Incitement is a crime, but I teach my students that there’s a clear distinction between ideas and violence.

Timothy William Waters:

The line gets a laugh, but students know I’m serious because I say it in a speech about difference, discourse and the reason they are in that classroom. Which isn’t to commit genocide—or to stop it. They aren’t there to do anything besides learn: what the law is and isn’t, how to prosecute or defend war criminals, what works and doesn’t. What they do with that knowledge is up to them. Some defend corporations. Others liberate oppressed communities by any means necessary. Some become military judge advocates, while others oppose America’s wars.
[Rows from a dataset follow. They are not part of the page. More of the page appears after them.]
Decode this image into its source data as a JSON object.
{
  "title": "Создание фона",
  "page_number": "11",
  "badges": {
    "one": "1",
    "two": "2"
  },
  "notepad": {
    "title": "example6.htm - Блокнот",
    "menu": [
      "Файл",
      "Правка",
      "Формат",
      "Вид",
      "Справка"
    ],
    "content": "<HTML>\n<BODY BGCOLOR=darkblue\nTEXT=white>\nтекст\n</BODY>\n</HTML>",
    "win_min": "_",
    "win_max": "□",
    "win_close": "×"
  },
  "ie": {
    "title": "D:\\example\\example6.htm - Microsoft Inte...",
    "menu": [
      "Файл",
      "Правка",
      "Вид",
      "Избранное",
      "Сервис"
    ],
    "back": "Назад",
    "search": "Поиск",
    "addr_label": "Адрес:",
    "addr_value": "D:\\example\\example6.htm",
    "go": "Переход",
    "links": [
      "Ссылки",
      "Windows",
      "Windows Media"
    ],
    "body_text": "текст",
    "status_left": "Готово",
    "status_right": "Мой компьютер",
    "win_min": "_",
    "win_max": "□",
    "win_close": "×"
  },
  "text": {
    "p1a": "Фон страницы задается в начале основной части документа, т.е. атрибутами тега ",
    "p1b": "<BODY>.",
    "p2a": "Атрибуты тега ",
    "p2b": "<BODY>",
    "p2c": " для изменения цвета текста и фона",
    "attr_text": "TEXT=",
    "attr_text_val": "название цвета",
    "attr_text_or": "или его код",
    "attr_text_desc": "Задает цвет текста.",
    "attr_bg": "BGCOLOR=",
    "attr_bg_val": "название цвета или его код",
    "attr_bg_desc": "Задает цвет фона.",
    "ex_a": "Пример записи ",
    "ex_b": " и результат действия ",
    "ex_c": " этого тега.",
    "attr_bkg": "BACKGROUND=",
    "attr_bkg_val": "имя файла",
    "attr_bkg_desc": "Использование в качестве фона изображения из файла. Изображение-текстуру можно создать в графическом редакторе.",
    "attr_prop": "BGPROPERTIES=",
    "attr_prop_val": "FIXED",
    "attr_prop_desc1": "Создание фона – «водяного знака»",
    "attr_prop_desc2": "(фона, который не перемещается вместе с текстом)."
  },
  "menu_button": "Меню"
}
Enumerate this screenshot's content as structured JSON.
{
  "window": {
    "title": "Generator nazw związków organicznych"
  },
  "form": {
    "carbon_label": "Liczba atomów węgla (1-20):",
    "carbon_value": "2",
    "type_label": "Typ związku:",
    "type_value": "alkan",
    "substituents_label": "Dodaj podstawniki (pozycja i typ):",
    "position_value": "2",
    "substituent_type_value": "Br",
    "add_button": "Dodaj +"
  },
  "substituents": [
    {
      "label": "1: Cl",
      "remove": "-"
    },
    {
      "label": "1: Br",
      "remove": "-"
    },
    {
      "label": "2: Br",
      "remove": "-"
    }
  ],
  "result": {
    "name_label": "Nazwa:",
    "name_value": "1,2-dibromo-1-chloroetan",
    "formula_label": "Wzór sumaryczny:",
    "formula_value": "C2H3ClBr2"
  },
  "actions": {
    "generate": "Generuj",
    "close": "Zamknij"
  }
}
On Israel and Gaza—you can imagine.

If a student tried to commit genocide in my class, I’d call the police. I’d do the same if he urged his classmates to kill Jews, Palestinians, Ukrainians or Russians, because inciting people to commit genocide is also a crime. If that is what “advocating genocide” means, then yes, genocide isn’t allowed in my classroom.

But arguing that genocide shouldn’t be a crime is allowed. You want to say that acts widely considered genocide can be legally justified? Say more. That killing Armenians in 1915, Bosnian Muslims in the 1990s, Ukrainians or Israelis or Palestinians in 2023 isn’t genocide? Discuss. I’ve argued similar positions myself, and my university neither would nor should punish me for it.